Low oil prices can translate into savings at the gas pump for goods transportation, driving down total landed costs. But when it comes shipping goods by transport truck, low oil prices are a double-edged sword.
There are multiple factors to consider in calculating shipping costs and how they impact total landed cost.
Low oil means cost-savings for shippers
While low oil can lead to lower fuel costs, which means savings for shippers, the other side of the coin means diminished buying power for those impacted by economic-related industry cutbacks.
“There’s some customer savings with a lower price of fuel; however, the cost of diesel fuel has not seen the same reduction in price at the pump,” explains Lorraine Card, executive director of the Alberta Motor Transport Association (AMATA).
Aside from fluctuating fuel costs, a more significant factor that influences total landed cost as it relates to transport is labour. And one of the biggest issues facing the industry at this moment is a shortage of truck divers.
Economic cutbacks could aid efforts to recruit truck drivers
Photo credit: Cliff Cooper Creative Commons
The business impacts of low oil prices may yield some positives for the trucking industry.
The AMTA is working to lure people into the industry and lobbying for minimum mandatory training for drivers. It’s expected those efforts will be boosted the slowdown in the oil sector as drivers return to the transportation sector in search of employment.

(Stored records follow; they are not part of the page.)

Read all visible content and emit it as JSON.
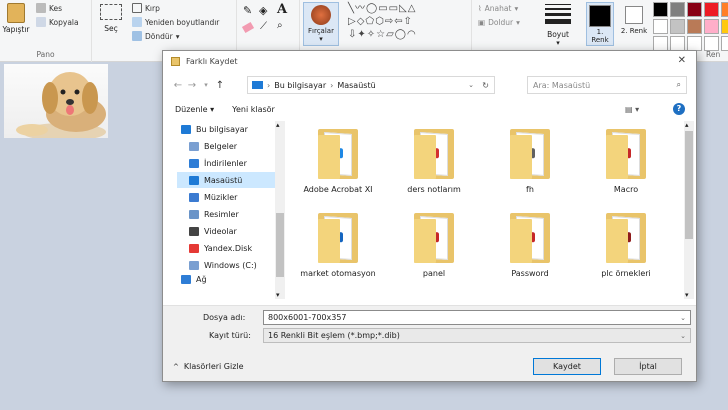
{
  "ribbon": {
    "paste_label": "Yapıştır",
    "cut_label": "Kes",
    "copy_label": "Kopyala",
    "clipboard_group": "Pano",
    "select_label": "Seç",
    "crop_label": "Kırp",
    "resize_label": "Yeniden boyutlandır",
    "rotate_label": "Döndür",
    "image_group_partial": "Re",
    "brushes_label": "Fırçalar",
    "outline_label": "Anahat",
    "fill_label": "Doldur",
    "size_label": "Boyut",
    "color1_label": "1. Renk",
    "color2_label": "2. Renk",
    "colors_group_partial": "Ren",
    "palette": [
      "#000000",
      "#7f7f7f",
      "#880015",
      "#ed1c24",
      "#ff7f27",
      "#ffffff",
      "#c3c3c3",
      "#b97a57",
      "#ffaec9",
      "#ffc90e",
      "#ffffff",
      "#ffffff",
      "#ffffff",
      "#ffffff",
      "#ffffff"
    ]
  },
  "dialog": {
    "title": "Farklı Kaydet",
    "breadcrumb": [
      "Bu bilgisayar",
      "Masaüstü"
    ],
    "search_placeholder": "Ara: Masaüstü",
    "organize_label": "Düzenle",
    "new_folder_label": "Yeni klasör",
    "nav_items": [
      {
        "label": "Bu bilgisayar",
        "icon": "computer-icon"
      },
      {
        "label": "Belgeler",
        "icon": "documents-icon"
      },
      {
        "label": "İndirilenler",
        "icon": "downloads-icon"
      },
      {
        "label": "Masaüstü",
        "icon": "desktop-icon"
      },
      {
        "label": "Müzikler",
        "icon": "music-icon"
      },
      {
        "label": "Resimler",
        "icon": "pictures-icon"
      },
      {
        "label": "Videolar",
        "icon": "videos-icon"
      },
      {
        "label": "Yandex.Disk",
        "icon": "yandex-disk-icon"
      },
      {
        "label": "Windows (C:)",
        "icon": "drive-icon"
      },
      {
        "label": "Ağ",
        "icon": "network-icon"
      }
    ],
    "files": [
      {
        "name": "Adobe Acrobat XI",
        "accent": "#1e88e5"
      },
      {
        "name": "ders notlarım",
        "accent": "#d32f2f"
      },
      {
        "name": "fh",
        "accent": "#616161"
      },
      {
        "name": "Macro",
        "accent": "#c62828"
      },
      {
        "name": "market otomasyon",
        "accent": "#1565c0"
      },
      {
        "name": "panel",
        "accent": "#c62828"
      },
      {
        "name": "Password",
        "accent": "#c62828"
      },
      {
        "name": "plc örnekleri",
        "accent": "#8e1b1b"
      }
    ],
    "filename_label": "Dosya adı:",
    "filename_value": "800x6001-700x357",
    "filetype_label": "Kayıt türü:",
    "filetype_value": "16 Renkli Bit eşlem (*.bmp;*.dib)",
    "hide_folders_label": "Klasörleri Gizle",
    "save_label": "Kaydet",
    "cancel_label": "İptal"
  }
}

That, notes Card and Bell, will be a boon to business as it facilitates the supply chain goods flow. Bell says Calgary’s evolution as an inland port, as well Edmonton, will assist in further fuelling the transportation sector.

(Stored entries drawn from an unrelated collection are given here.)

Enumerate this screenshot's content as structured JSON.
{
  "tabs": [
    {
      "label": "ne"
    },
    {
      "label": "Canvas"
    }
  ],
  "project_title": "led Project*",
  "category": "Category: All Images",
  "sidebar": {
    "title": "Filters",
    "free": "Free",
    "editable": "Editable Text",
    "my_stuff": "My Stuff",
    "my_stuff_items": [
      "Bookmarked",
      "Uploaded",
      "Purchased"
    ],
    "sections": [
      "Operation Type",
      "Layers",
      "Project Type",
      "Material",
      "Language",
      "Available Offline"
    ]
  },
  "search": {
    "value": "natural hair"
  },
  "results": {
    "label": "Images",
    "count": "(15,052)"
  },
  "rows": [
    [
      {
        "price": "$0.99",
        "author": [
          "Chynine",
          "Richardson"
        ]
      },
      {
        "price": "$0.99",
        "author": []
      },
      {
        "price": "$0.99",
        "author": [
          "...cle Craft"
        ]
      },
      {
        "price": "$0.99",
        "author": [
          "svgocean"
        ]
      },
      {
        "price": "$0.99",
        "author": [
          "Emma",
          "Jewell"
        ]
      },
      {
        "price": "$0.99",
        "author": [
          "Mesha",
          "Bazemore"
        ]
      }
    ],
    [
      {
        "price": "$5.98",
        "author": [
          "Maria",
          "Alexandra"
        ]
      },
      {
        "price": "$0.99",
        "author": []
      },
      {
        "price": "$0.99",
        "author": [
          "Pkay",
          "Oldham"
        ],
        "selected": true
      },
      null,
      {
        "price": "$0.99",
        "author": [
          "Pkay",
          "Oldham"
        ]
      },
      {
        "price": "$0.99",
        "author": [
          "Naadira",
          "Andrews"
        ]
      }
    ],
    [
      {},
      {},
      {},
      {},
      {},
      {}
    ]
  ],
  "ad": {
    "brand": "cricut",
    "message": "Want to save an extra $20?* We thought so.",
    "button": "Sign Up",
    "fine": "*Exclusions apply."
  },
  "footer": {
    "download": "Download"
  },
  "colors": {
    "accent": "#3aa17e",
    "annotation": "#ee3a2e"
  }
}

With the cities as transportation hubs, businesses benefit, big-time. “If you’ve got it, a truck brought it,” Bell says.
Low Canadian dollar benefits shippers
Photo credit: Bgilliard Creative Commons
Bell says the low Canadian dollar compared to the U.S. dollar also assists shippers as it creates a greater market for shipping to the United States.
“There’s probably a lot more of the manufactured items being shipped to the United States,” he says. “That’s going to help out the carriers.”

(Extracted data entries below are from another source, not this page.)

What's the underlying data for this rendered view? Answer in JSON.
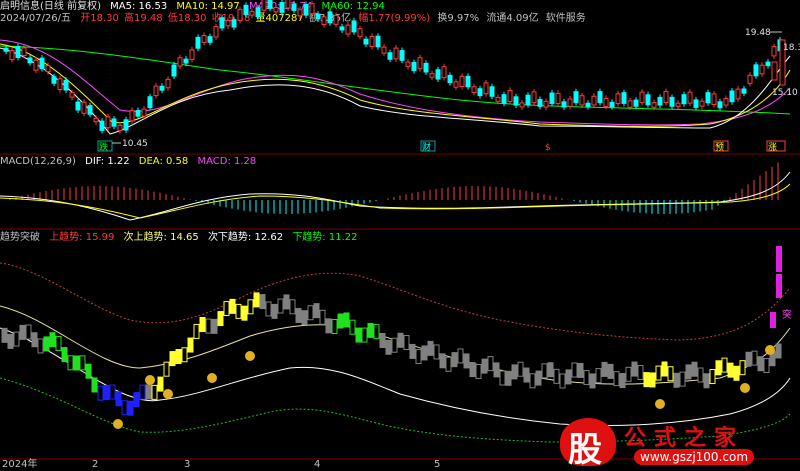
{
  "colors": {
    "up": "#ff3b3b",
    "down": "#00ffff",
    "ma5": "#ffffff",
    "ma10": "#ffff00",
    "ma20": "#ff44ff",
    "ma60": "#00ff00",
    "grid": "#7a0000"
  },
  "header": {
    "stock": "启明信息(日线 前复权)",
    "date": "2024/07/26/五",
    "open": "开18.30",
    "high": "高19.48",
    "low": "低18.30",
    "close": "收19.48",
    "volume": "量407287",
    "amount": "额7.85亿",
    "change": "幅1.77(9.99%)",
    "turnover": "换9.97%",
    "float": "流通4.09亿",
    "sector": "软件服务"
  },
  "ma_legend": {
    "ma5": "MA5: 16.53",
    "ma10": "MA10: 14.97",
    "ma20": "MA20: 13.74",
    "ma60": "MA60: 12.94"
  },
  "price_labels": {
    "high": "19.48",
    "right1": "18.30",
    "right2": "15.10",
    "low": "10.45"
  },
  "event_tags": [
    "跌",
    "财",
    "$",
    "预",
    "涨"
  ],
  "macd": {
    "title": "MACD(12,26,9)",
    "dif": "DIF: 1.22",
    "dea": "DEA: 0.58",
    "macd": "MACD: 1.28"
  },
  "trend": {
    "title": "趋势突破",
    "upper": "上趋势: 15.99",
    "upper2": "次上趋势: 14.65",
    "lower2": "次下趋势: 12.62",
    "lower": "下趋势: 11.22",
    "tag": "突"
  },
  "axis_dates": [
    "2024年",
    "2",
    "3",
    "4",
    "5"
  ],
  "watermark": {
    "logo": "股",
    "text": "公式之家",
    "url": "www.gszj100.com"
  }
}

Reg Johnston, of Calgary-based RJ T&L Consulting Ltd. notes the impact of low oil has left many companies happy as diesel and other fuel costs are primary product transportation cost contributors. For exporters, it's good news if fuel costs decrease and all other factors remain the same.
For importers, though, that demand might not stay true with diesel prices going down, he adds.
Coupled with low oil prices, Johnston says a low Canadian dollar is a good thing for central Canada and could lead manufacturing increases and greater goods flow.